Se a Organização das Nações Unidas (ONU) fosse um prédio, seria necessária a autorização de 192 condôminos para qualquer reforma. É essa dimensão coletiva que torna tão difícil levar a cabo as atualizações necessárias ao organismo, após 65 anos de sua criação, completados hoje.
As reformas apontadas como necessárias vão além do conhecido pleito por novas vagas permanentes no Conselho de Segurança (CS, formado por EUA, Inglaterra, França, Rússia e China), órgão responsável por autorizar o uso da força de um Estado contra outro. Brasil, Alemanha, Índia e Japão uniram forças no chamado "G4" para reivindicar seu espaço, por enquanto sem avanço. Segundo os analistas, a reforma precisaria mexer em estruturas mais profundas: aumentar a mesa da "diretoria" não iria resolver falhas de atuação percebidas hoje.
A perda de legitimidade é vista pelo professor de Direito Internacional da Universidade Positivo Rui Carlo Dissenha como o principal problema da atuação recente do CS. O caso mais emblemático ocorreu no fim de 2002, quando os EUA pressionaram pela autorização à invasão ao Iraque, sob o argumento de que o país manteria armas secretas de destruição em massa.
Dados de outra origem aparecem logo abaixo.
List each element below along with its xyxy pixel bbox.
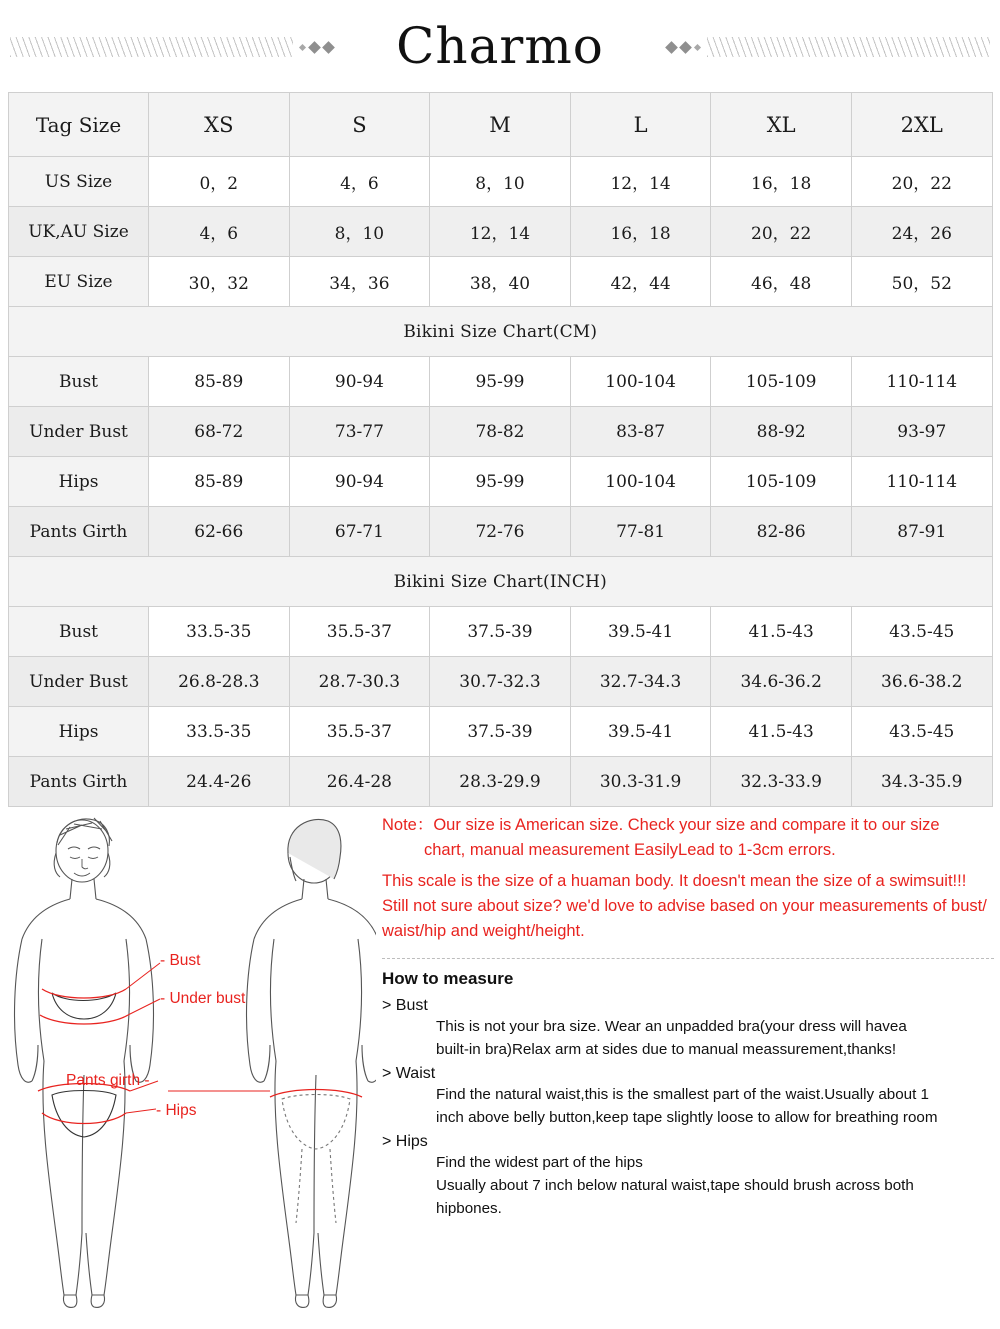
table-cell: 16，18 — [711, 157, 852, 207]
table-cell: 34，36 — [289, 257, 430, 307]
table-cell: 90-94 — [289, 457, 430, 507]
table-cell: 85-89 — [149, 357, 290, 407]
section-row-cm — [9, 307, 993, 357]
row-label: UK,AU Size — [9, 207, 149, 257]
table-cell: 39.5-41 — [570, 607, 711, 657]
table-cell: 37.5-39 — [430, 707, 571, 757]
table-cell: 26.8-28.3 — [149, 657, 290, 707]
table-cell: 32.7-34.3 — [570, 657, 711, 707]
table-cell: 77-81 — [570, 507, 711, 557]
section-title-inch: Bikini Size Chart(INCH) — [9, 557, 993, 607]
measure-head: > Bust — [382, 997, 428, 1014]
note-line-1: Note：Our size is American size. Check your size and compare it to our size — [382, 816, 940, 834]
table-cell: 72-76 — [430, 507, 571, 557]
table-row — [9, 457, 993, 507]
brand-logo: Charmo — [396, 17, 604, 75]
table-cell: 90-94 — [289, 357, 430, 407]
table-cell: 83-87 — [570, 407, 711, 457]
table-cell: 34.6-36.2 — [711, 657, 852, 707]
row-label: Bust — [9, 607, 149, 657]
column-header: M — [430, 93, 571, 157]
diamond-cluster-right — [660, 43, 707, 52]
table-cell: 35.5-37 — [289, 607, 430, 657]
table-row — [9, 207, 993, 257]
table-cell: 30.7-32.3 — [430, 657, 571, 707]
table-cell: 33.5-35 — [149, 607, 290, 657]
table-cell: 30.3-31.9 — [570, 757, 711, 807]
measure-line: This is not your bra size. Wear an unpadded bra(your dress will havea — [436, 1018, 907, 1035]
table-cell: 20，22 — [851, 157, 992, 207]
table-cell: 4，6 — [289, 157, 430, 207]
section-title-cm: Bikini Size Chart(CM) — [9, 307, 993, 357]
label-pants-girth: Pants girth - — [66, 1072, 150, 1089]
note-line-3: This scale is the size of a huaman body. It doesn't mean the size of a swimsuit!!! — [382, 872, 967, 890]
label-under-bust: - Under bust — [160, 990, 246, 1007]
table-cell: 20，22 — [711, 207, 852, 257]
table-row — [9, 257, 993, 307]
table-cell: 37.5-39 — [430, 607, 571, 657]
table-cell: 0，2 — [149, 157, 290, 207]
table-cell: 42，44 — [570, 257, 711, 307]
hatch-lines-right — [707, 37, 990, 57]
table-cell: 4，6 — [149, 207, 290, 257]
table-cell: 33.5-35 — [149, 707, 290, 757]
table-cell: 85-89 — [149, 457, 290, 507]
front-figure — [15, 818, 154, 1307]
note-line-5: waist/hip and weight/height. — [382, 922, 585, 940]
measure-lines — [38, 963, 362, 1124]
row-label: Under Bust — [9, 657, 149, 707]
table-cell: 100-104 — [570, 357, 711, 407]
label-hips: - Hips — [156, 1102, 197, 1119]
table-cell: 24.4-26 — [149, 757, 290, 807]
body-diagram — [8, 813, 376, 1311]
diamond-icon — [308, 41, 321, 54]
column-header: L — [570, 93, 711, 157]
hatch-lines-left — [10, 37, 293, 57]
diamond-icon — [299, 43, 306, 50]
how-to-measure-title: How to measure — [382, 969, 514, 988]
table-cell: 26.4-28 — [289, 757, 430, 807]
table-cell: 105-109 — [711, 357, 852, 407]
table-cell: 100-104 — [570, 457, 711, 507]
note-warning — [382, 813, 994, 863]
table-cell: 8，10 — [430, 157, 571, 207]
measure-line: Usually about 7 inch below natural waist,tape should brush across both — [436, 1177, 914, 1194]
table-row — [9, 757, 993, 807]
page-header — [0, 0, 1000, 92]
table-cell: 28.3-29.9 — [430, 757, 571, 807]
row-label: Hips — [9, 707, 149, 757]
measure-line: Find the widest part of the hips — [436, 1154, 643, 1171]
back-figure — [247, 819, 376, 1307]
table-header-row — [9, 93, 993, 157]
table-cell: 36.6-38.2 — [851, 657, 992, 707]
table-cell: 67-71 — [289, 507, 430, 557]
column-header: XS — [149, 93, 290, 157]
table-cell: 62-66 — [149, 507, 290, 557]
table-row — [9, 357, 993, 407]
table-cell: 95-99 — [430, 457, 571, 507]
table-cell: 41.5-43 — [711, 607, 852, 657]
table-cell: 88-92 — [711, 407, 852, 457]
table-row — [9, 407, 993, 457]
table-cell: 16，18 — [570, 207, 711, 257]
table-cell: 12，14 — [430, 207, 571, 257]
label-bust: - Bust — [160, 952, 201, 969]
note-secondary — [382, 869, 994, 944]
size-chart-table-wrapper — [0, 92, 1000, 807]
measure-item-bust — [382, 997, 994, 1061]
table-cell: 95-99 — [430, 357, 571, 407]
table-row — [9, 607, 993, 657]
diamond-icon — [665, 41, 678, 54]
table-cell: 110-114 — [851, 457, 992, 507]
measure-head: > Waist — [382, 1065, 436, 1082]
column-header: Tag Size — [9, 93, 149, 157]
table-cell: 32.3-33.9 — [711, 757, 852, 807]
measure-head: > Hips — [382, 1133, 428, 1150]
measure-item-waist — [382, 1065, 994, 1129]
table-cell: 24，26 — [851, 207, 992, 257]
measurement-figures — [8, 813, 376, 1313]
table-cell: 93-97 — [851, 407, 992, 457]
measure-item-hips — [382, 1133, 994, 1220]
column-header: XL — [711, 93, 852, 157]
diamond-icon — [679, 41, 692, 54]
measure-line: Find the natural waist,this is the smallest part of the waist.Usually about 1 — [436, 1086, 929, 1103]
table-cell: 34.3-35.9 — [851, 757, 992, 807]
table-cell: 105-109 — [711, 457, 852, 507]
row-label: Under Bust — [9, 407, 149, 457]
table-cell: 8，10 — [289, 207, 430, 257]
table-row — [9, 507, 993, 557]
table-cell: 41.5-43 — [711, 707, 852, 757]
note-line-4: Still not sure about size? we'd love to advise based on your measurements of bust/ — [382, 897, 987, 915]
table-cell: 35.5-37 — [289, 707, 430, 757]
table-cell: 39.5-41 — [570, 707, 711, 757]
diamond-icon — [322, 41, 335, 54]
ornament-right — [660, 34, 990, 60]
measure-line: hipbones. — [436, 1200, 502, 1217]
table-cell: 78-82 — [430, 407, 571, 457]
table-cell: 43.5-45 — [851, 707, 992, 757]
row-label: Pants Girth — [9, 757, 149, 807]
table-cell: 82-86 — [711, 507, 852, 557]
divider — [382, 958, 994, 959]
row-label: US Size — [9, 157, 149, 207]
ornament-left — [10, 34, 340, 60]
row-label: Pants Girth — [9, 507, 149, 557]
table-row — [9, 657, 993, 707]
measure-line: built-in bra)Relax arm at sides due to manual meassurement,thanks! — [436, 1041, 897, 1058]
lower-section — [0, 813, 1000, 1313]
row-label: Bust — [9, 357, 149, 407]
table-cell: 50，52 — [851, 257, 992, 307]
section-row-inch — [9, 557, 993, 607]
table-row — [9, 707, 993, 757]
table-cell: 12，14 — [570, 157, 711, 207]
table-cell: 73-77 — [289, 407, 430, 457]
table-row — [9, 157, 993, 207]
column-header: S — [289, 93, 430, 157]
column-header: 2XL — [851, 93, 992, 157]
note-line-2: chart, manual measurement EasilyLead to 1-3cm errors. — [424, 841, 836, 859]
diamond-icon — [694, 43, 701, 50]
measure-line: inch above belly button,keep tape slightly loose to allow for breathing room — [436, 1109, 938, 1126]
table-cell: 30，32 — [149, 257, 290, 307]
table-cell: 68-72 — [149, 407, 290, 457]
table-cell: 46，48 — [711, 257, 852, 307]
notes-panel — [376, 813, 1000, 1313]
table-cell: 110-114 — [851, 357, 992, 407]
table-cell: 87-91 — [851, 507, 992, 557]
table-cell: 28.7-30.3 — [289, 657, 430, 707]
size-chart-table — [8, 92, 993, 807]
table-cell: 38，40 — [430, 257, 571, 307]
row-label: Hips — [9, 457, 149, 507]
row-label: EU Size — [9, 257, 149, 307]
diamond-cluster-left — [293, 43, 340, 52]
table-cell: 43.5-45 — [851, 607, 992, 657]
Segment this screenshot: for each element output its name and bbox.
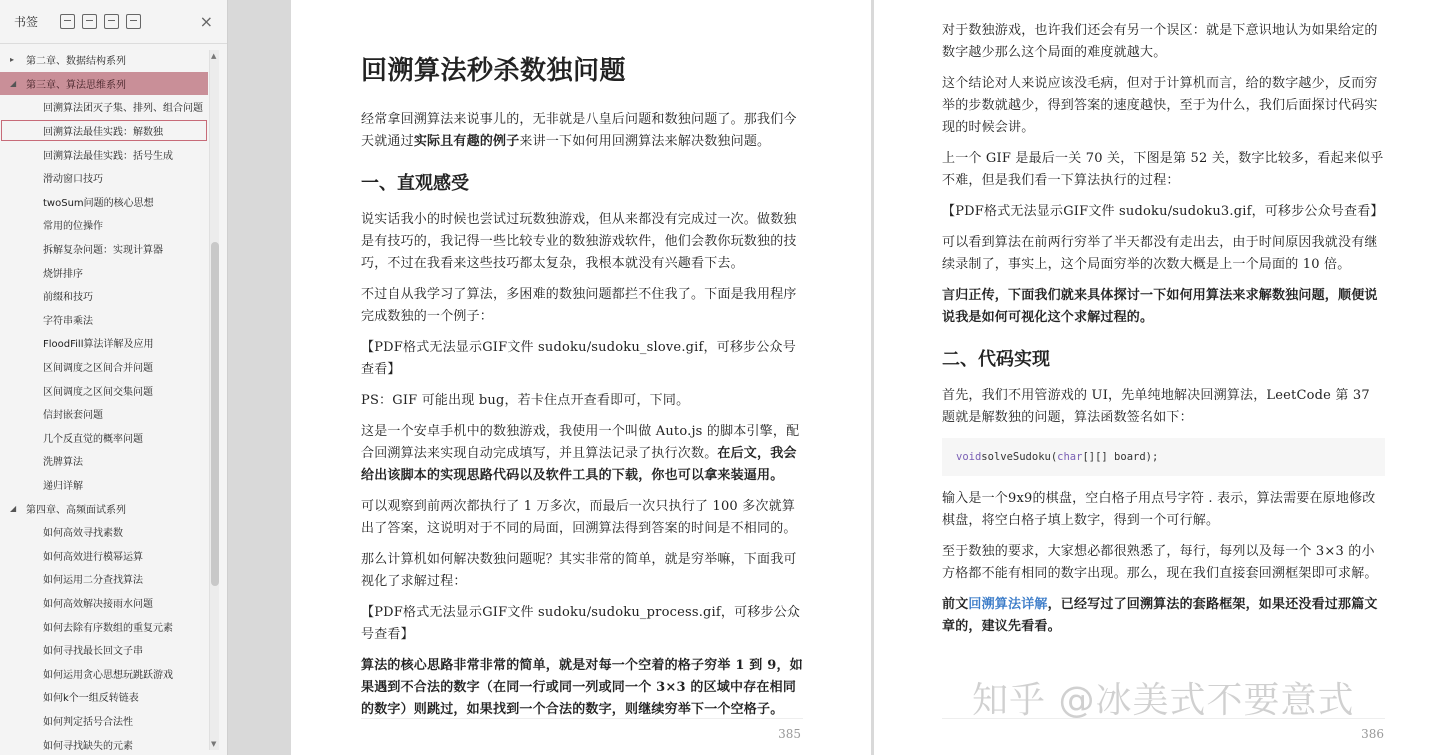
bookmark-label: 前缀和技巧 xyxy=(43,292,93,304)
paragraph: 说实话我小的时候也尝试过玩数独游戏，但从来都没有完成过一次。做数独是有技巧的，我记得一些比较专业的数独游戏软件，他们会教你玩数独的技巧，不过在我看来这些技巧都太复杂，我根本就没有兴趣看下去。 xyxy=(361,212,797,271)
bookmark-item[interactable] xyxy=(0,378,208,402)
bookmark-item[interactable] xyxy=(0,402,208,426)
bookmark-label: 如何寻找缺失的元素 xyxy=(43,740,133,752)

Ela não foi concedida e a guerra começou mesmo assim, tendo por justificativas juridicamente frágeis decisões anteriores.
"Foi uma pancada violenta, porque o órgão simplesmente não foi respeitado", observa Dissenha. O silêncio posterior foi constrangedor. "Para as Nações Unidas cumprirem com seu papel, deveriam ter condenado a invasão e processado as atividades criminais do governo americano", diz o professor da Escola de Jornalismo da Universidade do Texas em Austin Robert Jensen.
Uma reforma ampla do CS é defendida desde o fim dos anos 60. Fontes diplomáticas asseguram que a entrada para o "clube" G4 foi um tiro no pé do Brasil, porque a China jamais aceitará a entrada do rival Japão.
Outra discussão é sobre a coerência de uma reforma no CS que não contemple o fim do poder de veto que hoje os países membros detêm. "Para que funcionasse melhor, seria mais interessante que ele caísse. Mas esse pleito inviabilizaria a reforma, porque os cinco atuais membros não aceitam perder esse poder", avalia o coordenador de Relações Internacionais do UniCuritiba, Juliano Cortinhas.
Outra avaliação frequente é a de que, escrita no pós-guerra para recolocar o mundo em ordem e garantir a paz, hoje a Carta da ONU deveria priorizar o desenvolvimento e o fim da fome. Na prática, é o que a organização tenta fazer com as metas do milênio, lista de melhorias assumidas por países para cumprimento até 2015.
O novo foco desloca a atenção das agressões de um Estado contra outro para questões internas aos países. "A reconstrução de infraestruturas, reorganização de sistemas judiciários, direitos humanos, auxílio humanitário, reorganização dos exércitos e força policial" são hoje levados em conta para a manutenção da própria segurança internacional, avalia a coordenadora de Ciência Política e Relações Internacionais da Facinter Karla Gobbo.
Outro fator que vem causando perda de relevância às Nações Unidas, de acordo com analistas ouvidos pela Gazeta do Povo, é a influência política dos membros mais poderosos sobre as decisões. Isso se reflete na própria representação dos países da ONU. Em tese, o modelo é democrático, já que cada país tem direito a um voto na Assembleia Geral. Na prática, "quando determinado país precisa aprovar algo de seu interesse, ele faz lobby e países mais pobres acabam trocando seu voto pelo que é economicamente ou politicamente melhor", avalia Dissenha (leia mais ao lado).
Bom começo
A própria ONU reconhece necessidades de mudança e tem até um site sobre isso (www.un.org/reform). Os mais otimistas apontam mudanças positivas que já ocorreram. A principal seria o novo Conselho de Direitos Humanos, criado em 2006, que instituiu a revisão periódica temática de todos os países integrantes por exemplo, avaliando a situação das mulheres na República Democrática do Congo e na Suíça.
A advogada especialista em direitos humanos Chrystiane Paul cita ainda a ampliação da capacidade diplomática para prevenir novos conflitos e realizar a mediação daqueles já existentes.
"A reforma da ONU foi iniciada em 1995 no secretariado de Boutros Boutros-Ghali, e precisa ter continuidade", ela avalia. Para isso, basta convencer os 192 condôminos de preferência, sem pressão política sobre os países mais pobres.